Church in Ayvalık, Turkey

Hagia Triada (Ἁγία Τριάδα, Aya Triada Kilisesi), meaning Holy Trinity, was a Greek Orthodox church in Ayvalık, Turkey. After the Greco-Turkish population exchange in 1922, it has been converted into a mosque and is now a museum.

==History==
It was built in 1846 by the Greek population of the city. After the 1923 population exchange between Greece and Turkey, the church was converted into a mosque and was called Biberli Cami.

Between 1953 and 1984, the building was used as a tobacco warehouse for the Turkish government tobacco and alcoholic beverage company, Tekel. After the 1984 law that aimed to preserve the cultural heritage sites, the building was left unoccupied.

In 2004, the building was assigned to the Turkish Culture Ministry.

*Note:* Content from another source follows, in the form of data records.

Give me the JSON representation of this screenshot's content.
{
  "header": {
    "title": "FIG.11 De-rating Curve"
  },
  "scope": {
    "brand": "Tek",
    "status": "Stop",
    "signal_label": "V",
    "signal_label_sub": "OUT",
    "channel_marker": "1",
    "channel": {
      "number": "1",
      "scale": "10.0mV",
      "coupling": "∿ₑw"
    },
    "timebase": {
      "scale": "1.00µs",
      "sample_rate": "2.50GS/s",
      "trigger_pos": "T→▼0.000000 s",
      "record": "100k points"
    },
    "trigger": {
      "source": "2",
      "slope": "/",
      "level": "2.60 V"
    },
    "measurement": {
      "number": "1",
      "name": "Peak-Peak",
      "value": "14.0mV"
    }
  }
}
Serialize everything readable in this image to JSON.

The ministry asked Ayvalık Municipality to turn it into a cultural center, but this didn't happen. In 2020, the regional cultural and natural heritage preservation board granted approval to the restoration of the Hagia Triada Church and the conversion into a cultural museum.

==Building==
Hagia Triada covers an area of 400 Square metre.

The church was a basilica with three naves and a gallery floor above the narthex. Stone masonry and timber-frame structure was used together in the building. Main outer walls and narthex were constructed with the stone masonry while the roof and gallery floor were constructed with the timber frame.
The roof is carried by monolithic timber columns which divide the naves and it is covered by ornamented timber ceilings.

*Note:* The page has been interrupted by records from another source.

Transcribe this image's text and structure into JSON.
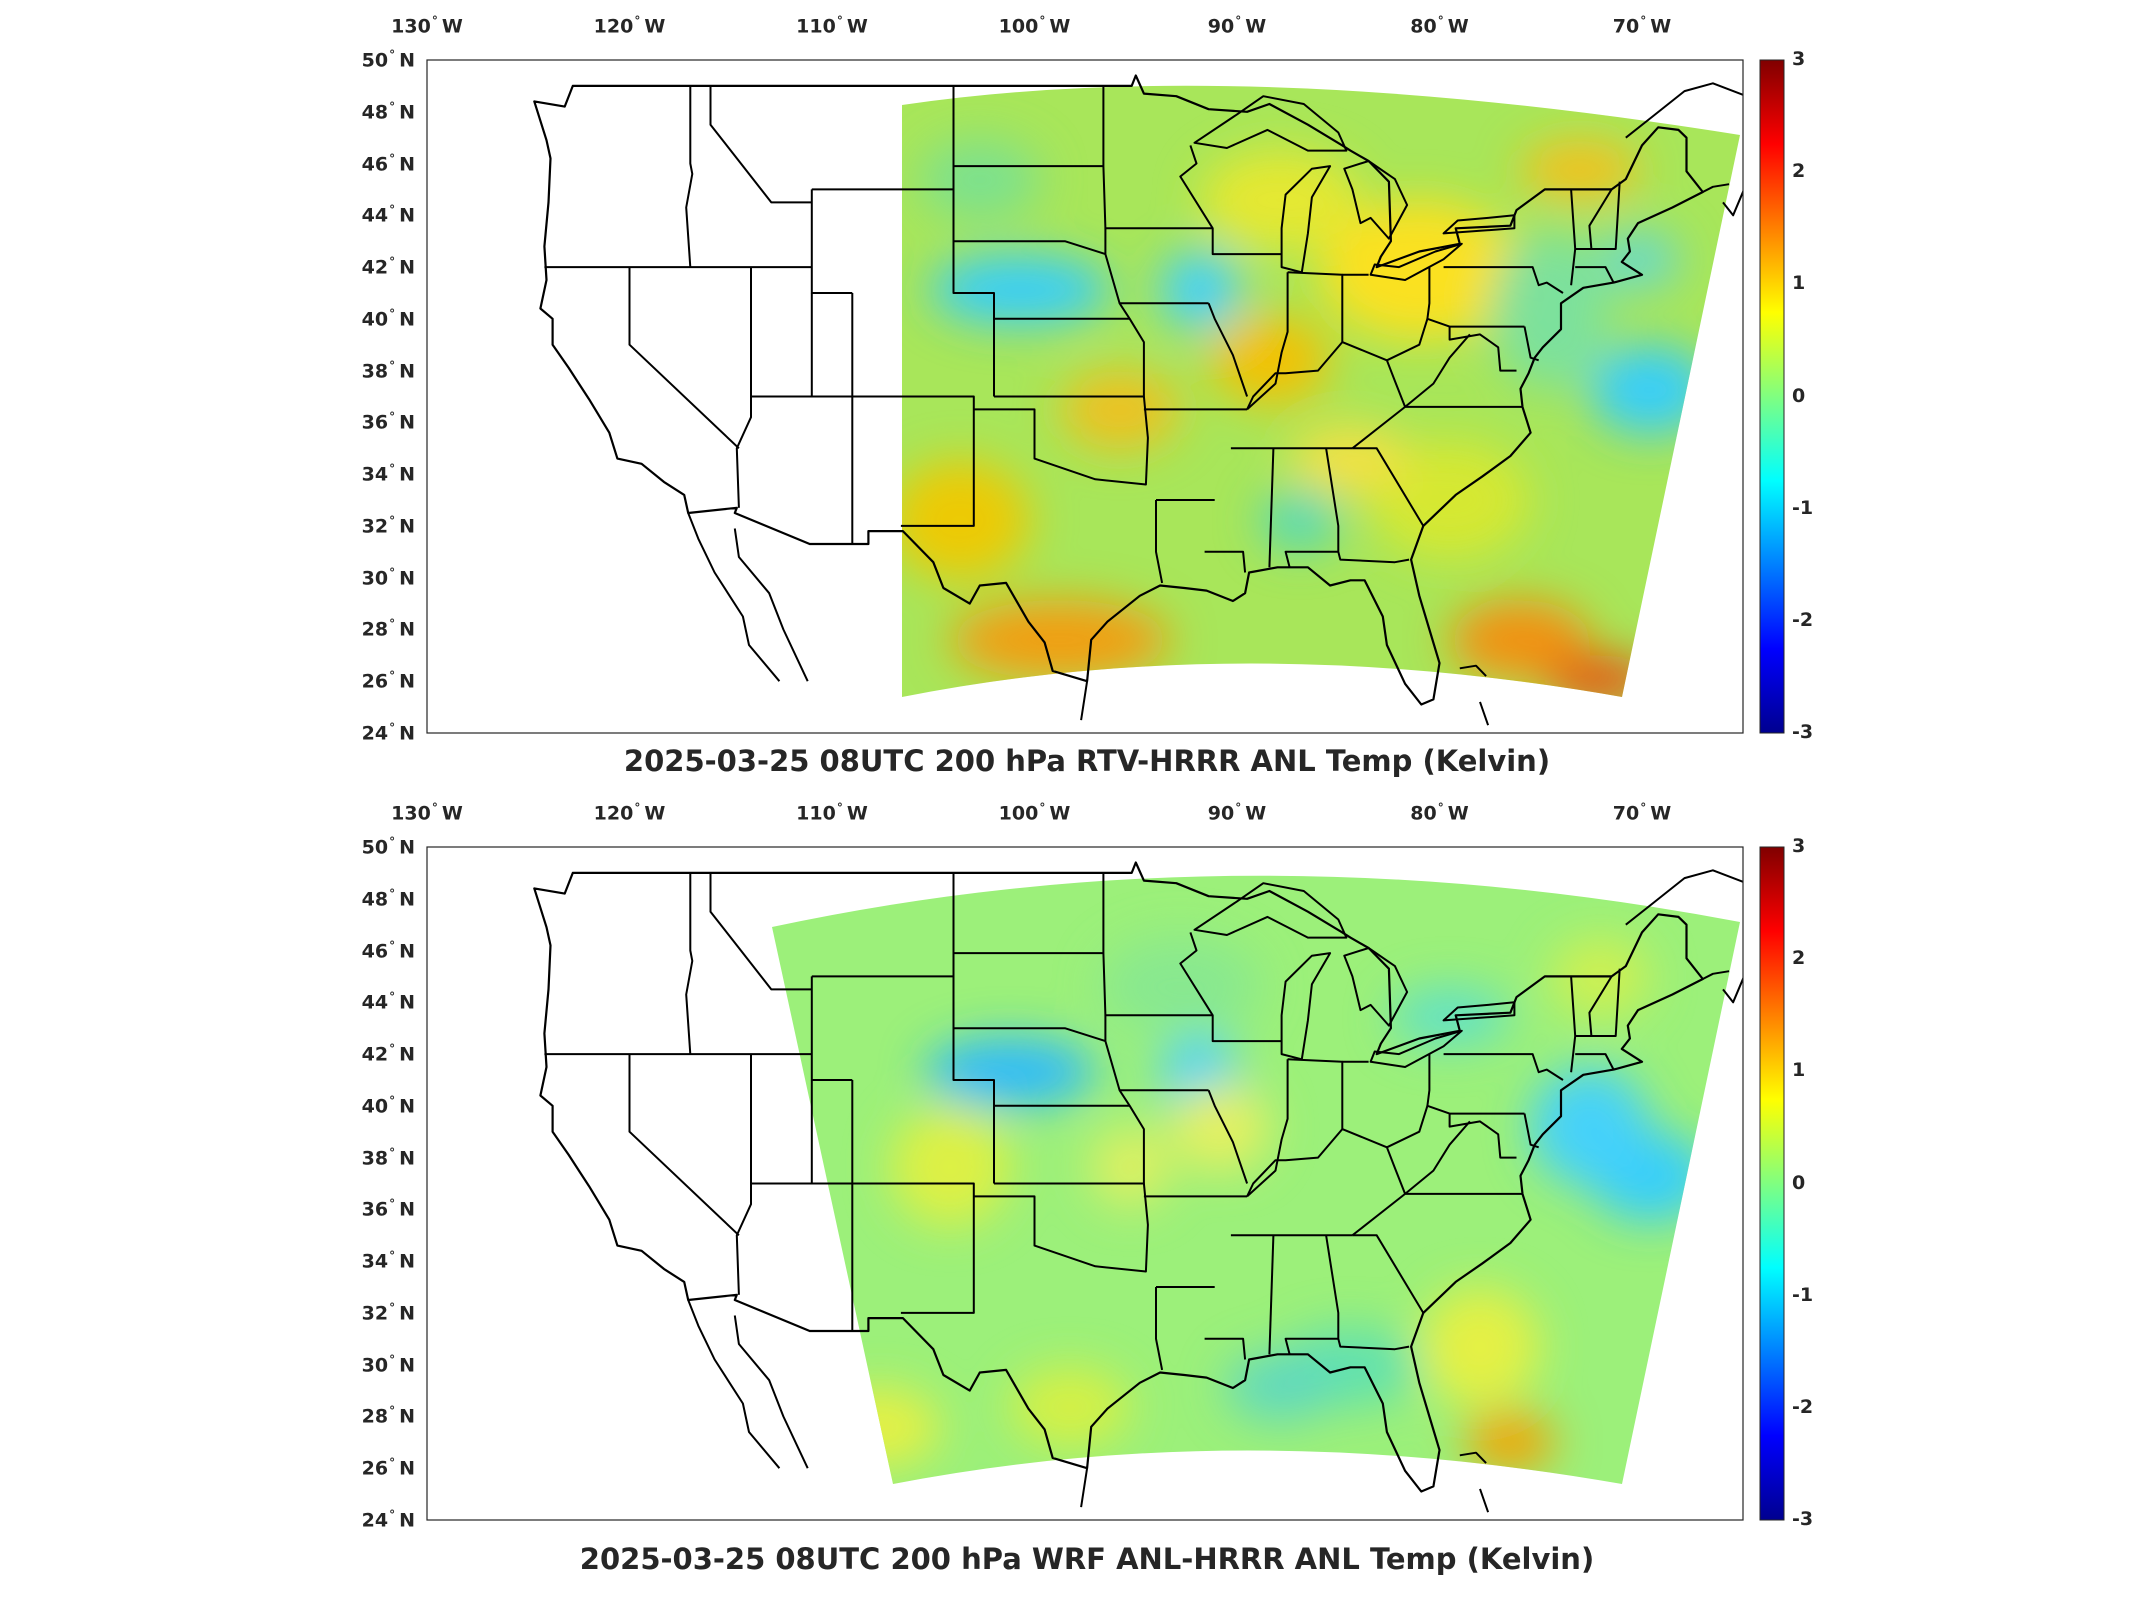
{
  "panels": [
    {
      "title": "2025-03-25 08UTC 200 hPa RTV-HRRR ANL Temp (Kelvin)",
      "variant": "rtv"
    },
    {
      "title": "2025-03-25 08UTC 200 hPa WRF ANL-HRRR ANL Temp (Kelvin)",
      "variant": "wrf"
    }
  ],
  "lon_labels": [
    {
      "deg": "130",
      "hemi": "W",
      "value": -130
    },
    {
      "deg": "120",
      "hemi": "W",
      "value": -120
    },
    {
      "deg": "110",
      "hemi": "W",
      "value": -110
    },
    {
      "deg": "100",
      "hemi": "W",
      "value": -100
    },
    {
      "deg": "90",
      "hemi": "W",
      "value": -90
    },
    {
      "deg": "80",
      "hemi": "W",
      "value": -80
    },
    {
      "deg": "70",
      "hemi": "W",
      "value": -70
    }
  ],
  "lat_labels": [
    {
      "deg": "50",
      "hemi": "N",
      "value": 50
    },
    {
      "deg": "48",
      "hemi": "N",
      "value": 48
    },
    {
      "deg": "46",
      "hemi": "N",
      "value": 46
    },
    {
      "deg": "44",
      "hemi": "N",
      "value": 44
    },
    {
      "deg": "42",
      "hemi": "N",
      "value": 42
    },
    {
      "deg": "40",
      "hemi": "N",
      "value": 40
    },
    {
      "deg": "38",
      "hemi": "N",
      "value": 38
    },
    {
      "deg": "36",
      "hemi": "N",
      "value": 36
    },
    {
      "deg": "34",
      "hemi": "N",
      "value": 34
    },
    {
      "deg": "32",
      "hemi": "N",
      "value": 32
    },
    {
      "deg": "30",
      "hemi": "N",
      "value": 30
    },
    {
      "deg": "28",
      "hemi": "N",
      "value": 28
    },
    {
      "deg": "26",
      "hemi": "N",
      "value": 26
    },
    {
      "deg": "24",
      "hemi": "N",
      "value": 24
    }
  ],
  "colorbar": {
    "min": -3,
    "max": 3,
    "ticks": [
      "3",
      "2",
      "1",
      "0",
      "-1",
      "-2",
      "-3"
    ],
    "colormap": [
      "#00008f",
      "#0000ff",
      "#0080ff",
      "#00ffff",
      "#80ff80",
      "#ffff00",
      "#ff8000",
      "#ff0000",
      "#800000"
    ]
  },
  "colors": {
    "field_base_rtv": "#a8e65a",
    "field_base_wrf": "#9cf07a",
    "boundary": "#000000",
    "frame": "#262626"
  }
}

It has a single apse, five columns placed between the central and side aisles and circular-formed stairs leading to the narthex. In the past it had a court. In addition, it had a bell tower that has been demolished, most probably during the 1944 earthquake, and there is no sign of the bell as well.

According to the researchers, the Hagia Triada Church reflects the details of craftsmanship, timber construction system and techniques, material usage and artistic features of its period.

Because of the 1984 law, the building was left unoccupied. Due to this it got damaged and vandalized. The damages were done by people and nature. For example, due to an unrepaired damage on the roof that let the rain water inside, the wooden ceilings first faced damage and as a result, the interior became damaged as well.